Desde sus inicios la fotografía buscó perpetuar la imagen de las personas al momento de apuntarlos con el objetivo. Luego el sentido de muerte fue cambiando de rumbo para hacerse cada vez más subjetivo: El fotógrafo, como artista, comenzó a trasladar a su interior los temas que veía en su exterior.

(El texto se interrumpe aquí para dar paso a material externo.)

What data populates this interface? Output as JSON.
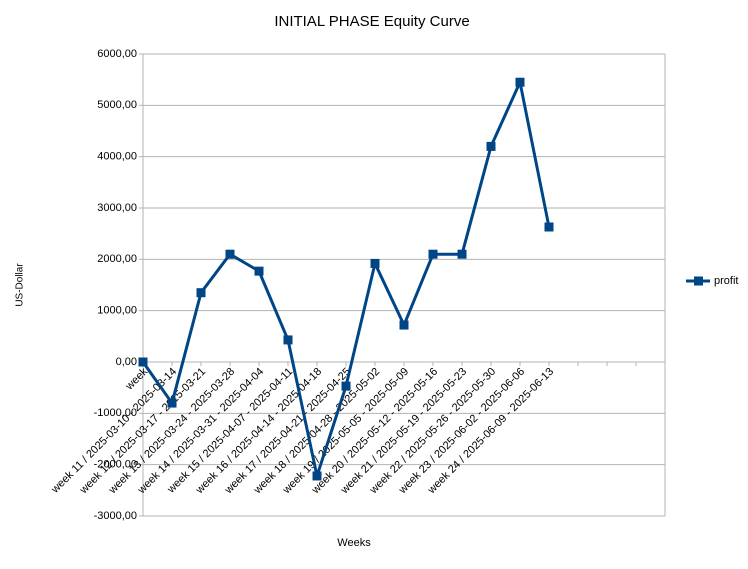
{
  "chart_data": {
    "type": "line",
    "title": "INITIAL PHASE Equity Curve",
    "x_label": "Weeks",
    "y_label": "US-Dollar",
    "categories": [
      "week",
      "week 11 / 2025-03-10 - 2025-03-14",
      "week 12 / 2025-03-17 - 2025-03-21",
      "week 13 / 2025-03-24 - 2025-03-28",
      "week 14 / 2025-03-31 - 2025-04-04",
      "week 15 / 2025-04-07 - 2025-04-11",
      "week 16 / 2025-04-14 - 2025-04-18",
      "week 17 / 2025-04-21 - 2025-04-25",
      "week 18 / 2025-04-28 - 2025-05-02",
      "week 19 / 2025-05-05 - 2025-05-09",
      "week 20 / 2025-05-12 - 2025-05-16",
      "week 21 / 2025-05-19 - 2025-05-23",
      "week 22 / 2025-05-26 - 2025-05-30",
      "week 23 / 2025-06-02 - 2025-06-06",
      "week 24 / 2025-06-09 - 2025-06-13",
      null,
      null,
      null,
      null
    ],
    "series": [
      {
        "name": "profit",
        "color": "#004586",
        "values": [
          0,
          -800,
          1350,
          2100,
          1770,
          430,
          -2220,
          -470,
          1920,
          720,
          2100,
          2100,
          4200,
          5450,
          2630,
          null,
          null,
          null,
          null
        ]
      }
    ],
    "ylim": [
      -3000,
      6000
    ],
    "yticks": [
      {
        "value": -3000,
        "label": "-3000,00"
      },
      {
        "value": -2000,
        "label": "-2000,00"
      },
      {
        "value": -1000,
        "label": "-1000,00"
      },
      {
        "value": 0,
        "label": "0,00"
      },
      {
        "value": 1000,
        "label": "1000,00"
      },
      {
        "value": 2000,
        "label": "2000,00"
      },
      {
        "value": 3000,
        "label": "3000,00"
      },
      {
        "value": 4000,
        "label": "4000,00"
      },
      {
        "value": 5000,
        "label": "5000,00"
      },
      {
        "value": 6000,
        "label": "6000,00"
      }
    ],
    "grid": true,
    "legend": "right"
  }
}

Creo que una de las interrogantes más importantes al momento de elegir la fotografía como lenguaje de expresión es si la queremos sólo para mostrar o documentar el mundo para ser visto por otras personas o si queremos dar una interpretación de él para que los otros se abran a ella. Como mencionaba en un post anterior, pienso que muchas de las imágenes que se hacen hoy en día y que vemos en innumerables sitios fotográficos, son copia de lo que otros hacen… la carencia de opinión e interpretación en la fotografía es una de las bellas carencias dentro del medio, y digo bellas porque si no fuera por este mar de espejos no veríamos esas pequeñas islas que aparecen a lo lejos.
¿Que tiene que ver esto con la muerte?:
Para mí, al menos, significa el poder perpetuar la interpretación que le damos a las cosas… o luchar contra el fin de los días.